If you’re going, feel free to join the Upcoming event or leave a comment to let me know. I’ll be there all day tomorrow, so if you see me, say hi.
Update: The show gets better every year. My highlights, before I forget them:
- Panic Park. One of the funnest arcade games I’ve ever played. The goal of this Japanese two-player import is to shove your opponent around in a number of great minigames. The controls are like two big cushioned levers, which you throw your entire weight against to move your character around onscreen. Tilt your head sideways and watch this video to get the idea.
- Multi-Pac. This 24-in-1 Pac-Man hack created by Clay Cowgill is no longer available because of legal issues. With its crazy boot menu and hacked graphics, you feel naughty playing it. The one I tried appeared to be a different romset, as it had one Pac-Man variation called “Pacman Berzerk,” which used characters and animations from Berzerk Retro arcade mashup!

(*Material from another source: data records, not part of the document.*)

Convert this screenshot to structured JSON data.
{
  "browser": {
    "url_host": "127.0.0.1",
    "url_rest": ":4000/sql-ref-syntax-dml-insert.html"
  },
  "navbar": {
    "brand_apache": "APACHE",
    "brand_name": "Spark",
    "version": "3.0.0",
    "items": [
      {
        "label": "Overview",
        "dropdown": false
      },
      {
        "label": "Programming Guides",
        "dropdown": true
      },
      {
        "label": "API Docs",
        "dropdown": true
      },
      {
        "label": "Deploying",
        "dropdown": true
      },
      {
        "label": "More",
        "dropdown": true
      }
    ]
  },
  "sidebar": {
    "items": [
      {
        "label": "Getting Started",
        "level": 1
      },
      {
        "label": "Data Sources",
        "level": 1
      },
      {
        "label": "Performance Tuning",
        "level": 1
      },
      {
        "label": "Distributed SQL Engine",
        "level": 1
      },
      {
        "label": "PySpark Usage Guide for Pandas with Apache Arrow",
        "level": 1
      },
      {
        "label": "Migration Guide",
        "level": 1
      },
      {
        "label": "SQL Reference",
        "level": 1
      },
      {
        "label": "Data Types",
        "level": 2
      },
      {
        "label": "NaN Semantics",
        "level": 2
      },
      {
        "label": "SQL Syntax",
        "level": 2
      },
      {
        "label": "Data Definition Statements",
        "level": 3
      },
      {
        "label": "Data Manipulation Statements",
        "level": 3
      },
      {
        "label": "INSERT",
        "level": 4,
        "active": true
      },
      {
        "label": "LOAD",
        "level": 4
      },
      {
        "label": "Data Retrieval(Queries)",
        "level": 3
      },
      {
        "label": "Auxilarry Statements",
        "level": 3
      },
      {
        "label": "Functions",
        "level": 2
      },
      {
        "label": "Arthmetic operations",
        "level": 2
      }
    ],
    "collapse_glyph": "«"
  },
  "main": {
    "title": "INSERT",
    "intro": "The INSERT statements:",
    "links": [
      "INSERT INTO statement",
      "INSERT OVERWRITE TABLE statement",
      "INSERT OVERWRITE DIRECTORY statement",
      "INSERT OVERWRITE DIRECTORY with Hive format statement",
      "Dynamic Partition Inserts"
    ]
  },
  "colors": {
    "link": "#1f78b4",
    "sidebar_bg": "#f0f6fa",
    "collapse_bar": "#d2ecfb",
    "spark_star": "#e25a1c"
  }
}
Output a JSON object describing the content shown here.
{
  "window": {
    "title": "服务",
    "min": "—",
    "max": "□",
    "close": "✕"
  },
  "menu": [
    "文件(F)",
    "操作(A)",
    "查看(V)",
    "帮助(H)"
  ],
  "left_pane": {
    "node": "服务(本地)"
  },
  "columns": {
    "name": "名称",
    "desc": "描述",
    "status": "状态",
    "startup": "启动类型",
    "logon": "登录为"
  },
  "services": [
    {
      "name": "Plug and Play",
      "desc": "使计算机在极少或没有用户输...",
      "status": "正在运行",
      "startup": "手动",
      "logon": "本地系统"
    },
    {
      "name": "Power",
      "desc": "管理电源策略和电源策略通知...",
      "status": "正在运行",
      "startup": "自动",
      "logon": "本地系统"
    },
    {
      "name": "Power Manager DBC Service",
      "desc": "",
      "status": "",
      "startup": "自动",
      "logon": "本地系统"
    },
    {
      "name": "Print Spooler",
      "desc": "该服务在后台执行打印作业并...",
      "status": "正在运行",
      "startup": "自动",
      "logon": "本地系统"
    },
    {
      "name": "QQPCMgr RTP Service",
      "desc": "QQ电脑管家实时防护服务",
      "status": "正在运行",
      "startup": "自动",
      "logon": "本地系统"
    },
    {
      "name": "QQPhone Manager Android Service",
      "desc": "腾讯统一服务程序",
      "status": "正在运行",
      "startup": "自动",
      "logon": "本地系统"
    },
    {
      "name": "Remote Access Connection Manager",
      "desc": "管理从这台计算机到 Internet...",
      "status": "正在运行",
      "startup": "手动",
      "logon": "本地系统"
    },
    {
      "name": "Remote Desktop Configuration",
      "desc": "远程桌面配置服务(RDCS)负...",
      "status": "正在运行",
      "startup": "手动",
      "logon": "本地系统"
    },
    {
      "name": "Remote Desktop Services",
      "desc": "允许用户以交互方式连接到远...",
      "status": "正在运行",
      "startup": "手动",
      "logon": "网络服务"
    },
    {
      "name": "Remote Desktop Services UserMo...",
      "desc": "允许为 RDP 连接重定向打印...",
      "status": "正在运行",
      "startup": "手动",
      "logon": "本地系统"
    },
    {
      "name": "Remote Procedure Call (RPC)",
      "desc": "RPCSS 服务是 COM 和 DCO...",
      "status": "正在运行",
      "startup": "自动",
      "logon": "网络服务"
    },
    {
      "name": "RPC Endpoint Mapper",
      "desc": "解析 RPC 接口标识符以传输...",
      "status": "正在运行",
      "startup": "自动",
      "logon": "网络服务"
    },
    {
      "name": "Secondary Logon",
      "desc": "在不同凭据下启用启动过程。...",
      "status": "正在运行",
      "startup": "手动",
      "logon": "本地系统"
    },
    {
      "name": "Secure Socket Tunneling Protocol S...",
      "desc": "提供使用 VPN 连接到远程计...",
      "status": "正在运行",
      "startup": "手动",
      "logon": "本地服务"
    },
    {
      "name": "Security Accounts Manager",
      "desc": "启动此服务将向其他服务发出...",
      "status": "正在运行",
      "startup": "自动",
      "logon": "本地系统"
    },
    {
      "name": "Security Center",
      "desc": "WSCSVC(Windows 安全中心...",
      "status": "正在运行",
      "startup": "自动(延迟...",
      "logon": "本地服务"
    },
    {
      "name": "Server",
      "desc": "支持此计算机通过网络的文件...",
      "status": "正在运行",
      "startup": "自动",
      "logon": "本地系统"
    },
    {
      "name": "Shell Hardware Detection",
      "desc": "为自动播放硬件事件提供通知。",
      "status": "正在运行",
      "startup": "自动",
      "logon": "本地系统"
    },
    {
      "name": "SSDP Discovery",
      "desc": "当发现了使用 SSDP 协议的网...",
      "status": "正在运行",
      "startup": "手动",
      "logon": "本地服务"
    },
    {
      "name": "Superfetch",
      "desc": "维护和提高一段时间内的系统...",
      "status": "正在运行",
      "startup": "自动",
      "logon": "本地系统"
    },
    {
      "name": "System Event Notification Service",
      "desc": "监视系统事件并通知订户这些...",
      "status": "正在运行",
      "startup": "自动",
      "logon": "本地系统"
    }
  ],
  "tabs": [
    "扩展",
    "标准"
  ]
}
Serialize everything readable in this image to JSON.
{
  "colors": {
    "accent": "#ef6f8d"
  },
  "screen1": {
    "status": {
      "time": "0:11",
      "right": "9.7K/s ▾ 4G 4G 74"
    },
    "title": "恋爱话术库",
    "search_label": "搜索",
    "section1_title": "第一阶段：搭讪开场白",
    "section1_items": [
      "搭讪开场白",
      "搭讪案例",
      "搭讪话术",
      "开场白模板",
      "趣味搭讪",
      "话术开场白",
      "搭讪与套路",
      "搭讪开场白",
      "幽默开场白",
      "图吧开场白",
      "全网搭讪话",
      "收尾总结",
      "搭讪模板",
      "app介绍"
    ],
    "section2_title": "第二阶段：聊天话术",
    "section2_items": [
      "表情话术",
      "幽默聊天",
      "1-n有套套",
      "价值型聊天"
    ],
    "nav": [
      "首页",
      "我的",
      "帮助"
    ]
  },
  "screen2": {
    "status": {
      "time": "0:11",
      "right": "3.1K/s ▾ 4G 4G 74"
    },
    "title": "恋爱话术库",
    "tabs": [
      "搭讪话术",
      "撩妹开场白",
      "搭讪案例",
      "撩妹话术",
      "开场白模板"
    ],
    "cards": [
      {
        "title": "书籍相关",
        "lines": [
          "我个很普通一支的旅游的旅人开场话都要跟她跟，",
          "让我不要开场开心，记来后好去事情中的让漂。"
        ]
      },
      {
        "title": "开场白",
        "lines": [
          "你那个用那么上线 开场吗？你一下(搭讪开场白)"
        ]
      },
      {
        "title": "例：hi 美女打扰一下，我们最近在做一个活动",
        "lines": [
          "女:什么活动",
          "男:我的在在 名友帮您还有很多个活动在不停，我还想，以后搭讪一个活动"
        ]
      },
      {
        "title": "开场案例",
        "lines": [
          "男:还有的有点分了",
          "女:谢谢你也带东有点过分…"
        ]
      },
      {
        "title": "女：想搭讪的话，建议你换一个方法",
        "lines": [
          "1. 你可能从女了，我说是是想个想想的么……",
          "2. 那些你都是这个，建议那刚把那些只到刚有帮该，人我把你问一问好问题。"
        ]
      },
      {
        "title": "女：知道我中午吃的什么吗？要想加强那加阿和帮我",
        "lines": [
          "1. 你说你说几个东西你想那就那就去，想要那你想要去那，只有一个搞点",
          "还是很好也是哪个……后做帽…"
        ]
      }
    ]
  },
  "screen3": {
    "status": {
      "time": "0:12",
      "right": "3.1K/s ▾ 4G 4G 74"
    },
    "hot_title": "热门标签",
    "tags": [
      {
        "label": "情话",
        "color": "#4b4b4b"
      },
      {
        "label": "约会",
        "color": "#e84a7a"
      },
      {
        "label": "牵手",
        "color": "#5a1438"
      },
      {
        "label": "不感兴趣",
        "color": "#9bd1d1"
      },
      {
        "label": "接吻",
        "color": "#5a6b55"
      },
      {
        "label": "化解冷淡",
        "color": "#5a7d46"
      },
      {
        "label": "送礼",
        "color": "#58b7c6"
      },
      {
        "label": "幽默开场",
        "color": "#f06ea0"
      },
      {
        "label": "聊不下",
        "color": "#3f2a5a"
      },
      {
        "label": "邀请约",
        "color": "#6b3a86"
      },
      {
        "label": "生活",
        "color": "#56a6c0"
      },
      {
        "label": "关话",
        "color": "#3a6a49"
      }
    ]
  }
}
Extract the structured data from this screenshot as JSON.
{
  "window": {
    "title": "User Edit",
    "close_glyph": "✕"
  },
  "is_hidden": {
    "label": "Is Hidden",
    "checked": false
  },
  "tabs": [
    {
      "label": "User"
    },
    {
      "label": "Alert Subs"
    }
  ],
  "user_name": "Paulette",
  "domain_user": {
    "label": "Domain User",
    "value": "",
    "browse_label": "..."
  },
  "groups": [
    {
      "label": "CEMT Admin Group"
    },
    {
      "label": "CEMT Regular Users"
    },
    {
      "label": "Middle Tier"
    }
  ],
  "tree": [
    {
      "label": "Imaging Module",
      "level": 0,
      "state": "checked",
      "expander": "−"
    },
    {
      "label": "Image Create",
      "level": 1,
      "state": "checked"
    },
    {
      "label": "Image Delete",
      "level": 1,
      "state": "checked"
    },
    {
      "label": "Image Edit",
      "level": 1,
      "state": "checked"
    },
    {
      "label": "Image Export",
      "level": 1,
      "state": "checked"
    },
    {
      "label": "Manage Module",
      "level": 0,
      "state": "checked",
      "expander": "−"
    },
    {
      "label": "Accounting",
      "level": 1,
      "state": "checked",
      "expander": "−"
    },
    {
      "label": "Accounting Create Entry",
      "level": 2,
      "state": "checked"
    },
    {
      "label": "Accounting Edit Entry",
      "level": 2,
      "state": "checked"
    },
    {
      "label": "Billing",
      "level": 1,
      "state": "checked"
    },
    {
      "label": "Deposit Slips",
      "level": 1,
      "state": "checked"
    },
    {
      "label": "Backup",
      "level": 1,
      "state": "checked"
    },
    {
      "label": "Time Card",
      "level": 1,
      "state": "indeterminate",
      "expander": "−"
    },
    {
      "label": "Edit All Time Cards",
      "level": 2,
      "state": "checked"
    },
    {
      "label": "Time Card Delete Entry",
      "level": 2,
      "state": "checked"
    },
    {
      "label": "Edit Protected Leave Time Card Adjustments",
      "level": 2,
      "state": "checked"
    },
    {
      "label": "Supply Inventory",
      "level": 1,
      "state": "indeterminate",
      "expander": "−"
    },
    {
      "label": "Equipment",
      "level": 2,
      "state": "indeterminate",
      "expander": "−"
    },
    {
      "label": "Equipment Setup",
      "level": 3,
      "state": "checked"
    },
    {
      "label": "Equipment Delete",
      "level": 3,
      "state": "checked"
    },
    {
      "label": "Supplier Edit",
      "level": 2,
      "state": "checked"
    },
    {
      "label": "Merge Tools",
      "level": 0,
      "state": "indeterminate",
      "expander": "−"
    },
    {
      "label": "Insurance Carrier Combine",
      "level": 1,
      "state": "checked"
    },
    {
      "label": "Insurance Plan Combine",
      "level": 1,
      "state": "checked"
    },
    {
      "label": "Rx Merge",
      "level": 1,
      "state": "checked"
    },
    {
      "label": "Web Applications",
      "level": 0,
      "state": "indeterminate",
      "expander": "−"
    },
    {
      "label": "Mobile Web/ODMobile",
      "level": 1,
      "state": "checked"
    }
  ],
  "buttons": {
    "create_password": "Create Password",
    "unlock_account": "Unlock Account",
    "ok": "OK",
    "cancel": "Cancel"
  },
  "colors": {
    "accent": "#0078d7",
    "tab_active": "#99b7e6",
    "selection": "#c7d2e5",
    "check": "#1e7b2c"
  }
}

- Metal Slug X. I completed this remixed and upgraded version of Metal Slug 2, which took around 30 minutes. Exaggerated cartoon violence with a sense of humor and a ridiculous amount of on-screen action, it was very clearly a huge influence on Paul Robertson for Pirate Baby’s Cabana Battle Street Fight 2006.
- Bumper. Released in 1936, Bally’s “Bumper” was the first pinball game to use bumpers on the playfield. Funny enough, early pinball machines wouldn’t get flippers for another 11 years, until Gottlieb’s Humpty Dumpty in 1947. Until then, gameplay was limited to shooting the balls and watching them fall. If you want to see it for yourself, Bumper can be found at the Lucky Ju Ju pinball gallery in Alameda
- Warlords. I forgot how fun Warlords could be with four players at a cocktail (tabletop) cabinet.
- The Irritating Maze. Use a trackball to maneuver through a playing field with electrified walls. Touch the walls and a buzzer sounds, blasting a jet of air in your face. Irritating, but in a good way.
- Prop Cycle. By the time I beat the Story mode, I was sweating from pedaling the stationary bicycle, but the built-in fans kept me cool and added a little immersion. Despite some severe clipping problems and awkward controls, it still felt like I was flying a bike through the air.